Don’t rely solely on a listing with Companies House — dig deeper, and if you can’t find anything concrete, walk. The sketchier the details of the firm seem, the more likely it is to be a scam.

The investment is time-critical:

Any legitimate investment will plan to allow potential clients to consider their full range of options before investing. Any individual who rushes you into making a decision is doing to reduce the time you have to undertake due diligence.

Furthermore, the scammers will already be planning their great escape, so the sooner they get enough of the investors’ cash on board, the sooner they can dive underground without being traced by the authorities.

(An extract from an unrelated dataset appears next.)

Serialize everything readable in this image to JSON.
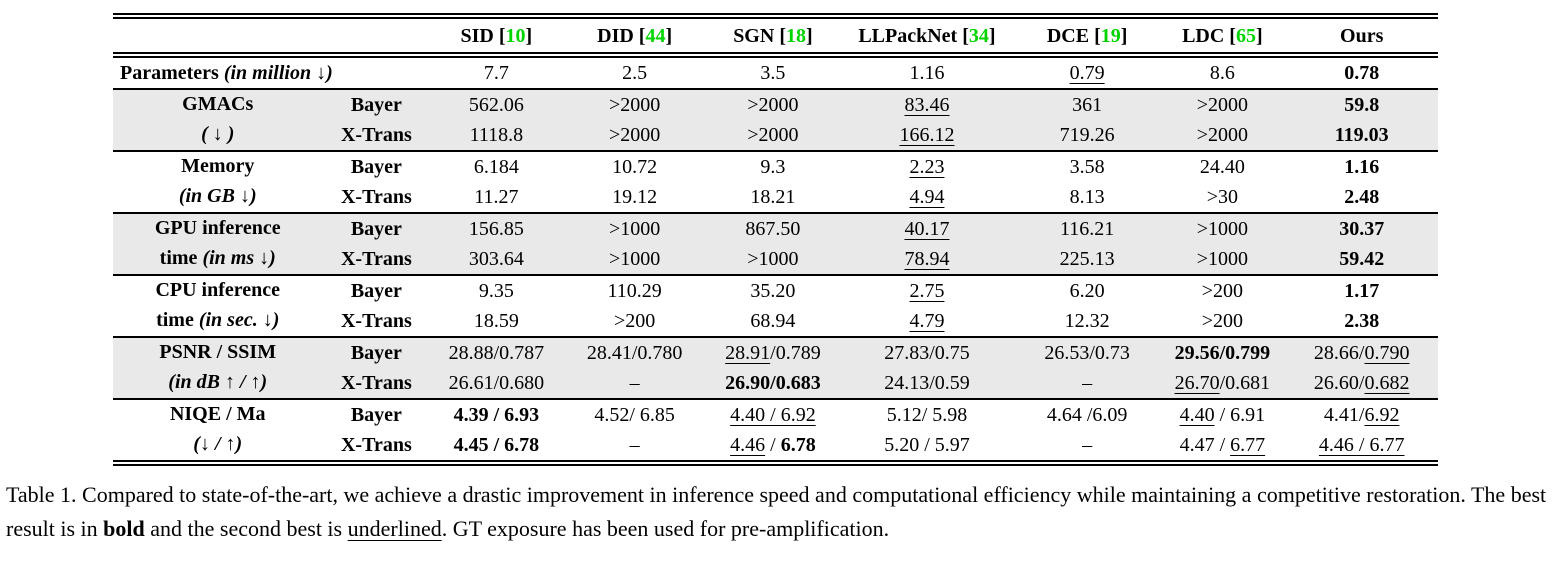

Anyone who uses high-pressure sales to get you to invest is probably a fraud. There’s no shortage of great investment opportunities out there, so take your own time.

If the investment seems too good to be true:

It probably is. Many sensible investors have ignored their misgivings in favor of the promise of huge returns. Be realistic: could any investment guarantee a ridiculously high return? The markets are the markets, and there are no “unicorn” investments, so treat big claims with scepticism.

Some investment schemes will pay the returns for a time, but they will be relying on new investments to keep the plan propped up. Even if you make the returns for some time, you will lose the bulk of your capital once the firm disappears.

Ponzi schemes are unsustainable, and their owners use investors’ money to fund their lavish lifestyle. You will always get out less than you put in.

If you’re looking to invest, remember: your money is safest in the bank. They may not pay the highest interest rates, but they will protect your money.

Regulated investment firms and banks are duty-bound to give you the best advice, outline risks versus benefits, and ensure your money is safely invested.

Your money is your own, and you should never be afraid to say no. If an investment firm is legitimate, they will respect your decision. If they don’t, that’s a sure sign that they should be avoided.